While Chung says he’d like to try making neurons play Pokémon next, the real future application here isn’t in getting slices of human neurons to graduate to playing Minecraft or Grand Theft Auto, but in medicine. “People look at it from the angles of biomedical research, for disease modeling,” he says. “Things like epilepsy, where drugs can be tested on neurons grown outside the body — not just to discover new drugs, but to personalize them.”

Meanwhile, in San Francisco, where Eon Systems scanned the brain of a fruit fly and recreated it as a virtual insect, the big scientific news is that the team has essentially recreated the creature’s behavioral wiring. The digital insect already knew how to behave like a fly, without any training or prompting. This challenges the central assumption of modern artificial intelligence: that intelligence must be acquired. In the case of the fly, much of its behavior seems to be built into itself.

“The brain was examined using an electron microscope,” says Michael Andrej, CEO of Eon Systems. “Our head of engineering led a project to simulate that brain, and now we have put the simulated brain back into the body, so it can walk around in a virtual world.”

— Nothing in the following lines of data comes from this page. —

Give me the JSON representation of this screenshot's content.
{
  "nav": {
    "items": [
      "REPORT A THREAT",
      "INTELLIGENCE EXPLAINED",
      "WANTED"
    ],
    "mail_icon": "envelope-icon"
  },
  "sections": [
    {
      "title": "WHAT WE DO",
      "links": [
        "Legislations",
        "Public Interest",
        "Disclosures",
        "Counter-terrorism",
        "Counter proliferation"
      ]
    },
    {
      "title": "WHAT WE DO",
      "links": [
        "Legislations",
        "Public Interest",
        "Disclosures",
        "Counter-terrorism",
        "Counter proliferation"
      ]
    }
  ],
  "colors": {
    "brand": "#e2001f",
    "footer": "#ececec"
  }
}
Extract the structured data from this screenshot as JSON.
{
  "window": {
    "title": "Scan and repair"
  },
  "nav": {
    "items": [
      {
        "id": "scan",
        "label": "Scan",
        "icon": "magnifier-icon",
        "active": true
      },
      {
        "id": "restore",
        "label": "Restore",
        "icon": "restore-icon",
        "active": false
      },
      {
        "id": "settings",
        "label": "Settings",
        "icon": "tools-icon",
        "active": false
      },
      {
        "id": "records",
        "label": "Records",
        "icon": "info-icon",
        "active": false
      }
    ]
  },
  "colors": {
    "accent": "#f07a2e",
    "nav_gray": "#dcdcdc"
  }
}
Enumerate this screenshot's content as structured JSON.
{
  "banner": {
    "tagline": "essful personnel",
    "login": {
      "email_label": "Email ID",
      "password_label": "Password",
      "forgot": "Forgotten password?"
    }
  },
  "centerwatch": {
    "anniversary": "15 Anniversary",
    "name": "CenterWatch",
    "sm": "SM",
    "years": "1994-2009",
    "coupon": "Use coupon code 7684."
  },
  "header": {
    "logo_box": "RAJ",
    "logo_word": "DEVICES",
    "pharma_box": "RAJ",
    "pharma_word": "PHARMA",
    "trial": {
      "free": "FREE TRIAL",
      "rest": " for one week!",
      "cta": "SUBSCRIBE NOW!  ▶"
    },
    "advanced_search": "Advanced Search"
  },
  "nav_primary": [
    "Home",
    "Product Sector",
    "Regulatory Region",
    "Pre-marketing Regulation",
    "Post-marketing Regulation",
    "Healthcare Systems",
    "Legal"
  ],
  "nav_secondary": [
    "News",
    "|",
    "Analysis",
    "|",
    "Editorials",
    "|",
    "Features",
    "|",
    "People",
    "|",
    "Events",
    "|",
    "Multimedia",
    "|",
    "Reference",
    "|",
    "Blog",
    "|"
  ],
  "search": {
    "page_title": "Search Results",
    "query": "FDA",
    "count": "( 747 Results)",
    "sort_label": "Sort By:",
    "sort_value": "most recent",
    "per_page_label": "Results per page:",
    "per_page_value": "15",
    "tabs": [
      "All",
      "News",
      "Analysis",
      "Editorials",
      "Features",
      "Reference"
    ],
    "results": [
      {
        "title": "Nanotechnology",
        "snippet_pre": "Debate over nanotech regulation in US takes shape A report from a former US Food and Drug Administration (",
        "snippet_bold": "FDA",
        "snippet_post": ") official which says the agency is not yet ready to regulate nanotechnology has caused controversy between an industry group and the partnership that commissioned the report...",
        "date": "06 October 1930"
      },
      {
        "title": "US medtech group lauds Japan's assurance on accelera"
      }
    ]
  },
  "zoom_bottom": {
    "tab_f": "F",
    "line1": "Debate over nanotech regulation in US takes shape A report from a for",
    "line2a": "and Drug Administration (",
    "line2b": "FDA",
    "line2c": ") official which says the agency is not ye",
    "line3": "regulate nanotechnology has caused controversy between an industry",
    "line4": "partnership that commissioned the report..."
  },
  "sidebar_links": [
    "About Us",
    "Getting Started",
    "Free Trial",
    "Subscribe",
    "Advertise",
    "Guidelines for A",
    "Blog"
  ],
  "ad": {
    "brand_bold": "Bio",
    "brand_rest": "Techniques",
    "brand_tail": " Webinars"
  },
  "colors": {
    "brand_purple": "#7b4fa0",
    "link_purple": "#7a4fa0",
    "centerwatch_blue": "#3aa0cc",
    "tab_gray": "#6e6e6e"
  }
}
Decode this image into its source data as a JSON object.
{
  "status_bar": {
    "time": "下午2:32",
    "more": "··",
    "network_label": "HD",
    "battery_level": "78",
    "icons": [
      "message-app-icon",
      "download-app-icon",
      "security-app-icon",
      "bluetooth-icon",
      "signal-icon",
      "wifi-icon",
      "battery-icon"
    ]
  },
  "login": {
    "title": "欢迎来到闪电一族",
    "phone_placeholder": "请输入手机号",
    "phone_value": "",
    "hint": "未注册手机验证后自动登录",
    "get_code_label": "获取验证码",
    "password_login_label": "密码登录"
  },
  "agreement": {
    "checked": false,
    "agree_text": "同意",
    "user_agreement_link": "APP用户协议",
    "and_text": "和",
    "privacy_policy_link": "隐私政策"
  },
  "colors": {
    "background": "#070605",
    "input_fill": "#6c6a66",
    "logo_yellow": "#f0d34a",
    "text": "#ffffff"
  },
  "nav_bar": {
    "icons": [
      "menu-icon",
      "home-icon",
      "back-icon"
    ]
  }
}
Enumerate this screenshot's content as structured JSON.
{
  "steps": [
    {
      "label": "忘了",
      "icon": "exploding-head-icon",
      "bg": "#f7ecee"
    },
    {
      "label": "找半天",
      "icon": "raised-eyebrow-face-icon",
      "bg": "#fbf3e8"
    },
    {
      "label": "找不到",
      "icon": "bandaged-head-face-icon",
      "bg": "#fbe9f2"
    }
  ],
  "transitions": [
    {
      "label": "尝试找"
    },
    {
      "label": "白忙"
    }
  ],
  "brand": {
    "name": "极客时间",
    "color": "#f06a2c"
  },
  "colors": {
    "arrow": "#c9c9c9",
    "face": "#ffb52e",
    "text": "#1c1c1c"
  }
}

The fruit fly brain consists of about 140,000 neurons, the equivalent of about five petri dishes. The virtual fly has 87 joints and can do almost anything an actual fly can do. But does he realize that he is living in a simulation?

“The fly probably knows something is wrong, because we’re not simulating the environment very accurately,” Andrej says. “We can’t give very specific taste and smell signals – just that something smells sweet or tastes bitter, but there are no complex odors.”

Andrej suggests that brain simulation could eventually allow humans “to thrive in a superintelligent world. Our goal is to make the simulation and the computed brain and body feel indistinguishable from the normal biochemical body and brain.” “If it’s different, we’ve done something wrong.”

But we’re still a long way from the “self-uploading to the Internet” future envisioned in Devs or The Lawnmower Man, mainly because, in this case, the fly’s brain has to be removed from the body first. “Scanning the body was very difficult,” says Andrej, which will likely reduce the waiting list of human volunteers wanting to try the technology.

The digital fly and a map of its 140,000 neurons Image: Aeon Systems

Meanwhile, Zhong believes that biological computing can achieve things that traditional computing has struggled with. “There’s something called the Moravec paradox, which is well-known in robotics: what humans find very difficult, computers find easy, and what computers find difficult, humans find easy,” he says.

“Abstract thinking, mathematics and language are relatively recent things in evolutionary terms, which is partly why computers excel at them. But motor control and probabilistic decision making are things we inherited over millions of years of evolution. Robots may be very good at solving mathematical problems, but we are still trying to build robots that can walk properly.” He says biological systems, such as fruit fly mimics, may eventually power robots, drones and other machines that need to navigate the unpredictable real world.

Right now, humanity’s first biological computer is busy doing what humans have always done with new technology: playing games. And somewhere in Silicon Valley, a fruit fly is living its second life inside a computer, completely unaware that it is living in an insect matrix.